Survie

Laboratoires et doctrine

(mis en ligne le 1er juin 2004) - François-Xavier Verschave

Le général US Geoffrey Miller a commandé durant 18 mois le camp de Guantanamo, avant de devenir fin mars le patron des prisons américaines en Irak. Juste avant de quitter le célèbre camp, il l’a fait visiter fièrement à des journalistes : « Guantanamo est un laboratoire. Il est expérimental dans la manière dont nous avons entraîné des analystes et des experts ». Des « experts » expédiés ensuite en Irak, munis de « vingt techniques d’interrogatoire » (Le Canard enchaîné, 12/05).

Voici deux ans (Billets n° 100), nous avions dénoncé très fermement « un nouveau concept : celui de « prison offshore ».

Tous ceux [...] qui s’intéressent à la gangrène proliférante que constitue le système des paradis fiscaux, bancaires, financiers, etc. [...] comprendront ce que cela signifie.

L’endroit choisi (la base US de Guantanamo, à Cuba), est à dessein un lieu où ni les lois américaines ni les conventions internationales ne s’appliquent. Le précédent, venant d’un pays qui veut imposer sa morale au monde mais contourne ouvertement la sienne propre et les lois du monde, est d’une gravité extrême. À quand les camps de concentration en Antarctique ou aux îles Kerguelen ? Les traitements dont s’est déjà fait écho la presse [...] augurent d’une « non-justice sans limites » – aux antipodes du but de guerre affiché par les Américains. [...] Le principe même de « prisons sans lois » [...] introduit une faille mortelle dans le système des droits humains que le monde s’efforce de se fabriquer depuis un demi-siècle. [...] Le principe des « mondes sans lois », qu’a initié la finance internationale, trouve ici une de ses applications ultimes.  »

C’était en février 2002. On le voit mieux aujourd’hui : l’humiliation et la déstructuration des prisonniers sont à la base des nouvelles techniques expérimentées à Guantanamo et transférées en Irak. Elles sont clairement contraires aux conventions de Genève, dont les responsables américains ont dit à plusieurs reprises le peu de cas qu’ils faisaient.

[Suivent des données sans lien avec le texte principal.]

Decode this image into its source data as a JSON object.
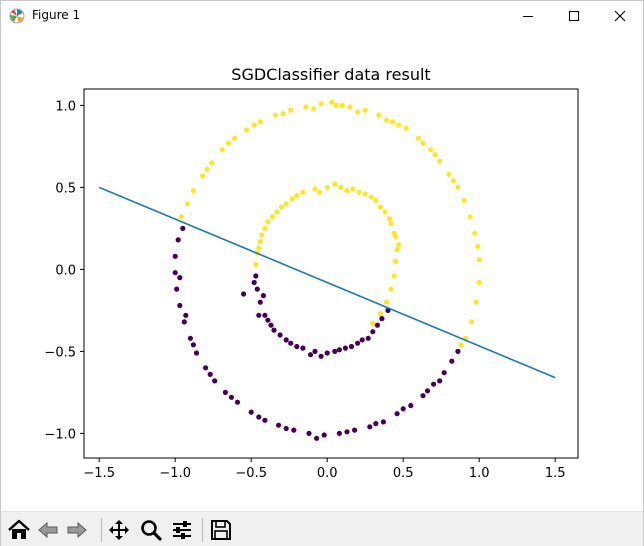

Mal leur en a pris : le non- respect de ces conventions se confirme comme l’un des meilleurs moyens de perdre politiquement une guerre provisoirement gagnée par la supériorité des moyens militaires. Mondialement ressentie et réprouvée, l’humiliation démoralise les coalitions guerrières.

Les Lacheroy, Trinquier et Aussaresses avaient eux aussi, il y a près d’un demi-siècle, gagné la bataille d’Alger puis celle des djebels. Ils ont perdu leur guerre d’Algérie, mais enseignèrent néanmoins leur doctrine de terreur à la CIA et aux forces spéciales US, pour application au Vietnam et dans les centres de torture latino-américains.

Les héritiers français de cette doctrine ont, selon Patrick de Saint-Exupéry, « fourni la méthodologie » du génocide de 1994 au Rwanda – un pays dont ils ont fait leur « laboratoire ». Eux encore ont perdu leur guerre... À quel prix !

Commandant en chef pour le Proche-Orient et l’Asie centrale et méridionale, le général John Abizaid a été auditionné par le Sénat américain. Il a parlé, à plusieurs reprises, de « problèmes systémiques ». « Notre système est cassé », a-t-il affirmé, en expliquant qu’il s’agit d’un « problème de doctrine ». Toute la politique de détention et d’interrogatoire serait à revoir (Le Monde, 21/05).

Problème : comment changer un système « cassé » sans avouer qu’il a été enseigné et ordonné, donc avalisé par les plus hautes autorités militaires et civiles ? Peut-on revoir une « politique » si par ailleurs le ministre de la Défense crée une unité secrète d’interrogateurs hors-la-loi, le SAP (The New Yorker, 15/05) ? Les États-Unis ont ce problème : leur Parlement et leur presse l’ont ouvert, ils ne l’ont pas encore laissé étouffer.

Officiellement, la France n’a pas ce genre de problème. Les parlementaires et les médias hexagonaux, à de très rares exceptions près, n’ont eu de cesse de refermer, aussitôt qu’il pointe le bout de l’oreille, le problème des méthodes des forces spéciales françaises (voir À fleur de presse, Le Casoar) et de la doctrine de contrôle des populations dans les dictatures néocoloniales.

Le résultat est désastreux moralement. Il le sera aussi politiquement.